58-year-old grandmother Lin Jingfu was a migrant worker for most of her adult life, but a year ago everything changed when she started live streaming.
Retiring from her previously hectic lifestyle, Lin resumed living in her hometown of Cangzhou in Hebei province to care for her grandchildren. However, she soon found that she wanted a little more excitement in her day to day.
Lin recalls “I was bored at home and just wanted to do something for fun. I guess I’m different [from] other older women because I like trying out new things.”
Shortly after beginning her livestreaming career, Lin found that her various viewers and fans were relying on her for advice related to love. The Chinese word for these worldly and wise older women is “dama.”
Every morning, Lin makes breakfast for her family and completes her cleaning and housework. By 6 AM, she logs in and proceeds to spend up to 10 hours a day communicating with her many fans.
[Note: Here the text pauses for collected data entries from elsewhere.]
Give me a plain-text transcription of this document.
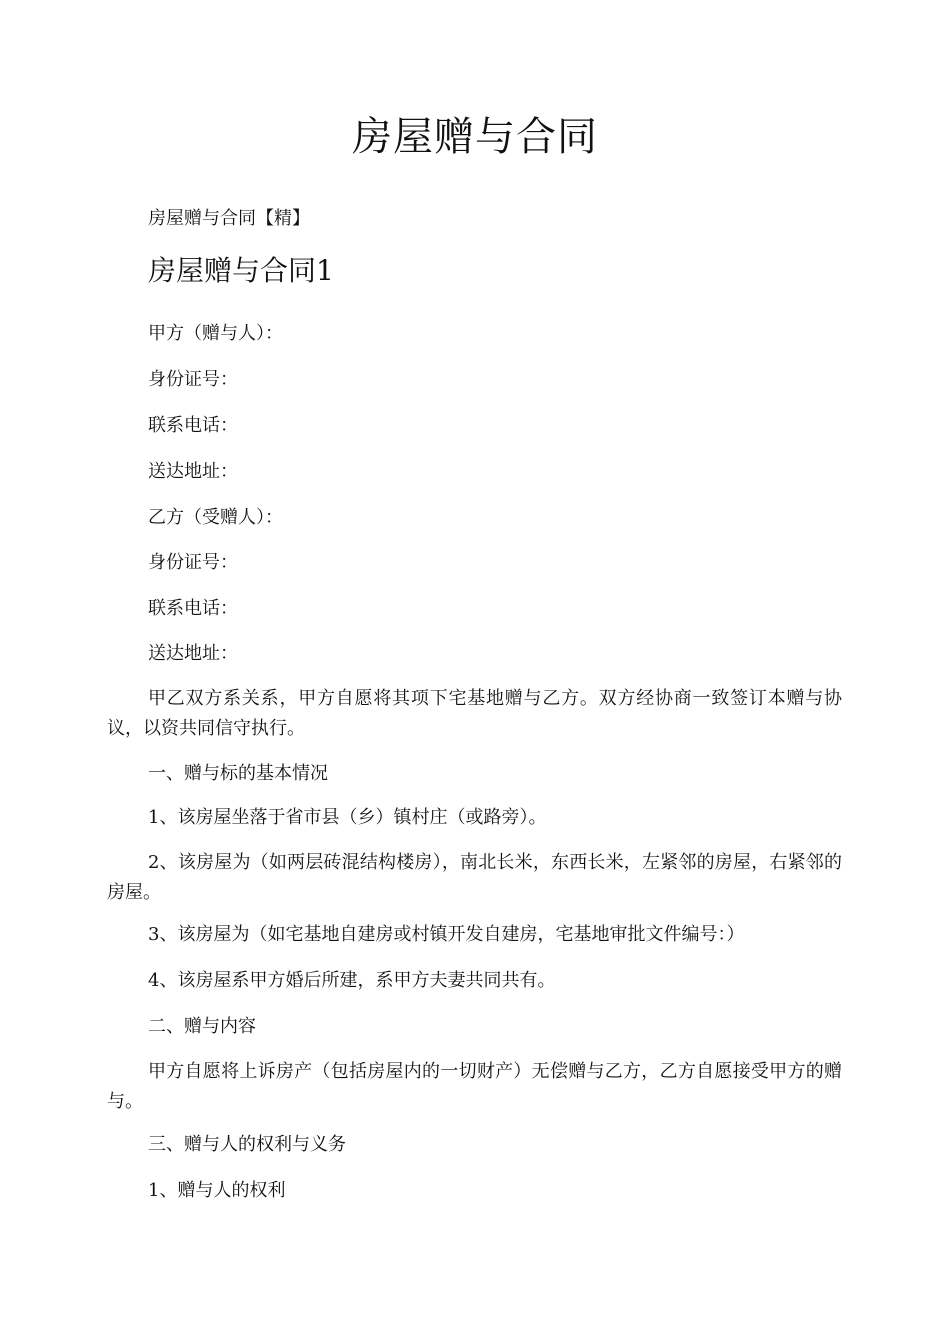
房屋赠与合同

房屋赠与合同【精】

房屋赠与合同1

甲方（赠与人）：

身份证号：

联系电话：

送达地址：

乙方（受赠人）：

身份证号：

联系电话：

送达地址：

甲乙双方系关系，甲方自愿将其项下宅基地赠与乙方。双方经协商一致签订本赠与协议，以资共同信守执行。

一、赠与标的基本情况

1、该房屋坐落于省市县（乡）镇村庄（或路旁）。

2、该房屋为（如两层砖混结构楼房），南北长米，东西长米，左紧邻的房屋，右紧邻的房屋。

3、该房屋为（如宅基地自建房或村镇开发自建房，宅基地审批文件编号：）

4、该房屋系甲方婚后所建，系甲方夫妻共同共有。

二、赠与内容

甲方自愿将上诉房产（包括房屋内的一切财产）无偿赠与乙方，乙方自愿接受甲方的赠与。

三、赠与人的权利与义务

1、赠与人的权利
She takes special care in setting up couples with each other, even keeping individual handwritten notes and files on everyone she is helping.
Lin’s credits her sassy, down-to-earth personality with her popularity.
Lin adds ““I’m the kind of person who likes to chat and laugh. I guess my outgoing personality makes me the right person for the job.” Prettysoon, she was massively popular with over 75,000 followers on social media.
Still, despite profiting from virtual gifts and donations (fans often contribute about 50 yuan ($7.90) to 300 yuan ($47.42) per session and sessions average about 200 viewers), Lin says “I believe in helping others to find love – it should be free of charge.”
Lin just enjoys helping people above all else, declaring:
Matchmaking is a joy to me and doing it for free is a principle of mine. Nothing makes me happier than to see a couple come on my live-stream reporting that they are in love, without tipping me virtual gifts. All I want is to help people build a comfortable and loving family.
Lin has a great deal of disdain for professional matchmaking services that charge their clients large sums of money to pair them with prospective partners.
She had fighting words for them, claiming “Those matchmakers are old and don’t know live streaming and they don’t know me either.”
Whenever Lin can’t get a couple to work, she always feels personally responsible and bad about it. When they break up, she often takes great pains to counsel and comfort them.
In the month of March alone, Lin has successfully created 200 romantic pairings, and 30 of those couples have already gotten married!